Hallo Max, du hast bereits deinen Bachelor und Master an der TU Ilmenau gemacht. Was hat dich damals dazu bewegt, nach Ilmenau zu kommen und für deine Promotion zu bleiben?
Ich habe mich nach dem Abi viel mit Ingenieurstudiengängen beschäftigt, aber gleichzeitig hatte ich schon immer ein Faible für Mathematik und Physik – vor allem für die theoretischen Konzepte dahinter. Dann habe ich entdeckt, dass es in Ilmenau den Studiengang Technische Physik gibt, der Ingenieurwissenschaften mit einer soliden Physikausbildung verbindet. Das klang genau nach der Herausforderung, die ich gesucht habe.

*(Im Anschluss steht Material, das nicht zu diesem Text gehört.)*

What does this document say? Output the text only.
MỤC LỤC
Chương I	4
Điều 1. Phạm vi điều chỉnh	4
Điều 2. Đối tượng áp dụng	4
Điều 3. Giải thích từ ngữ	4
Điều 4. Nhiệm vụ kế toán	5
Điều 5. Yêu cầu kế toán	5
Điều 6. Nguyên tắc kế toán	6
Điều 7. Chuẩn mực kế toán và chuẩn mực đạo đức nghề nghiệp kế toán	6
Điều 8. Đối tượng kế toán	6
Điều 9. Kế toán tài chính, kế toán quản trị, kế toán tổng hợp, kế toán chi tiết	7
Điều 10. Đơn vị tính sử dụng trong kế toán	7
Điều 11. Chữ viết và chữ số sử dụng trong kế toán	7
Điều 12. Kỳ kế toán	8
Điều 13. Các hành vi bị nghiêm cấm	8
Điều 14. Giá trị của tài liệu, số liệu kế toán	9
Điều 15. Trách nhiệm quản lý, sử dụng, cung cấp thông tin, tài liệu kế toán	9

Schon im Bachelor hatte ich Kontakt zu den Forschungsgruppen und durfte mir Labore und Geräte anschauen – das war total beeindruckend. Ich wusste dann: Ich will in die experimentelle Grundlagenforschung. 2021 wurde hier ein neues Rastertunnelmikroskop, das Cryo STM, angeschafft, und ich durfte als einer der Ersten damit arbeiten.
Was genau erforschst du?
Ich beschäftige mich mit experimenteller Physik auf molekularer Ebene. Dafür nutze ich das Cryo STM bei extrem niedrigen Temperaturen. Ziel dieses Cryo STMs ist es vor allem, die Wechselwirkungen einzelner Moleküle mit Licht zu untersuchen. Dafür sollen, nun im Rahmen meiner Doktorarbeit, optische Spektroskopie-Methoden mit der atomaren räumlichen Auflösung des Cryo STMs kombiniert werden. Die Vorstellung, Licht aus einzelnen Molekülen messen zu können, hat mich einfach gepackt und ich musste es unbedingt selbst versuchen!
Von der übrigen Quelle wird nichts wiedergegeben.